Based on this we see that selectivity on condition on c (this condition! Perhaps other condition on c would be better) is almost non-existent. 95% rows match the criteria.

But, it looks that condition on b is the most efficient. Let's see how it will go as index on pair:

$ SELECT
    COUNT(*) FILTER (WHERE a = 12) AS matching_a,
    COUNT(*) FILTER (WHERE d = 'done') AS matching_d,
    COUNT(*) FILTER (WHERE a = 12 AND d = 'done' ) AS matching_ad
FROM z
WHERE b > 34;
 matching_a | matching_d | matching_ad 
------------+------------+-------------
         59 |         31 |           1
(1 ROW)

Whoa. This is great. So index on (a, d, b) would find just one row.

But, if you usually search for d = ‘done' then index on (a,b) where d = ‘done'. The difference is that index with where will be simply smaller.

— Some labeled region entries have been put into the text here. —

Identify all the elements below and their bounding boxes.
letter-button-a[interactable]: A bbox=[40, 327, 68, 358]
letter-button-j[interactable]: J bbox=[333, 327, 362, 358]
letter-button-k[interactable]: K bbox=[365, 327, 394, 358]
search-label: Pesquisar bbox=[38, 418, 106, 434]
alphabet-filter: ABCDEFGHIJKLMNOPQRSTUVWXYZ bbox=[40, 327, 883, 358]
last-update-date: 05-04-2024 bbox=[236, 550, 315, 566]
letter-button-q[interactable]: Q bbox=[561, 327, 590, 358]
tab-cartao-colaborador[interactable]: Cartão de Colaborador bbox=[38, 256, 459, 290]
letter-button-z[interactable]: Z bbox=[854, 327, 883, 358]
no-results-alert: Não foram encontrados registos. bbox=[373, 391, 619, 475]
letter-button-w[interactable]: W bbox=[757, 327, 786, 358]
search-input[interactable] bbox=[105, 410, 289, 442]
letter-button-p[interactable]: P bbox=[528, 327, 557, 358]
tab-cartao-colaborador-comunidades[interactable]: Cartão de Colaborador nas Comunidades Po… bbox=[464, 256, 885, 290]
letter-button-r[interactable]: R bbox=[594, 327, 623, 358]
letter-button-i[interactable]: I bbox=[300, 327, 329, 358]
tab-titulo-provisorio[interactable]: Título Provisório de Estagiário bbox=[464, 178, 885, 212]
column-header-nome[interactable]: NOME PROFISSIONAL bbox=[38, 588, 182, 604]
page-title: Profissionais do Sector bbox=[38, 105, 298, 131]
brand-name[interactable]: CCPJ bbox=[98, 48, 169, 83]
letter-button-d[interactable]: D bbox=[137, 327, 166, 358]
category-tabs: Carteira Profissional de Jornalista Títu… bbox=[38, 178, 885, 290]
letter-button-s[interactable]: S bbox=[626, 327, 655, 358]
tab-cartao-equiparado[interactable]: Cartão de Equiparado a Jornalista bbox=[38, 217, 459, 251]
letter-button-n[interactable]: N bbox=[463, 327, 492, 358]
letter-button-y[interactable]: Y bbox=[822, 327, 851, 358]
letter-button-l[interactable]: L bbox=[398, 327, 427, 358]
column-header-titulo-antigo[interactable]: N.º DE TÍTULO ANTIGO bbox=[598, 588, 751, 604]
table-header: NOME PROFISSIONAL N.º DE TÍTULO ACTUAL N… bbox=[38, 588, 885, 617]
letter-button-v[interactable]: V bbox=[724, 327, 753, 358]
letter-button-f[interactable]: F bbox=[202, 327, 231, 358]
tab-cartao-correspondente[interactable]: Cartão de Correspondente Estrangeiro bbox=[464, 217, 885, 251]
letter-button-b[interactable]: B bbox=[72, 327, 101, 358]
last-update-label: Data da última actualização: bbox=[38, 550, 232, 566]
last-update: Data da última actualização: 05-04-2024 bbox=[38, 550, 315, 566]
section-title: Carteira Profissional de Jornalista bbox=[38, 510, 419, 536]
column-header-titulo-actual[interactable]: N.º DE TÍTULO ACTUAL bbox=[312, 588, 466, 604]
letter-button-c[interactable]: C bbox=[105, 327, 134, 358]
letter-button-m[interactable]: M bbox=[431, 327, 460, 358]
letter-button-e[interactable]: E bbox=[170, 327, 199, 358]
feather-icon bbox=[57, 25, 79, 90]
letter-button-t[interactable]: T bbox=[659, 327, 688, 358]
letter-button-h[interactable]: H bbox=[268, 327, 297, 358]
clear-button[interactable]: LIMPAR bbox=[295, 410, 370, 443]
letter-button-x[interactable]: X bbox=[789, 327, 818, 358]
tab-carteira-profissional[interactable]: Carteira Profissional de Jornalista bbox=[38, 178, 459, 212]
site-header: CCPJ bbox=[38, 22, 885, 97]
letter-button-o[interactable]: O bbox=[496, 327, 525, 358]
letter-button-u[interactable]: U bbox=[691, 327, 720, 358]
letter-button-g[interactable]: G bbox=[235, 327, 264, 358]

For example, on my test table, index on (a, d, b) is 808kB, while index on (a,b) where d = ‘done' is only 72kB. The smaller the index, the faster it is.

What are general rules when deciding on index?

  • If selectivity of condition is low (almost all rows match) – there is no point in putting the column in index
  • If you have condition that you “always" use (or, at least very often) – you can put it in WHERE part of index definition
  • Don't add too many columns to index – it will make it larger, and less efficient. If you can get 2 columns to match 1000 rows out of million, and adding 3rd will reduce the match to 900 – don't add the 3rd – it will be, most likely, better in the long term to do index scan on these two columns only, and filter the rest normally.
  • Remember that generally speaking you can have only one inequality condition in query being efficiently handled by index scan
  • Remember that any columns in index after column used for inequality comparison, will be most likely not compared against index, but rather will be filtered out

All things said – understanding it all comes with practice. And if you don't know what to do, try various indexes, run query through explain analyze and compare times.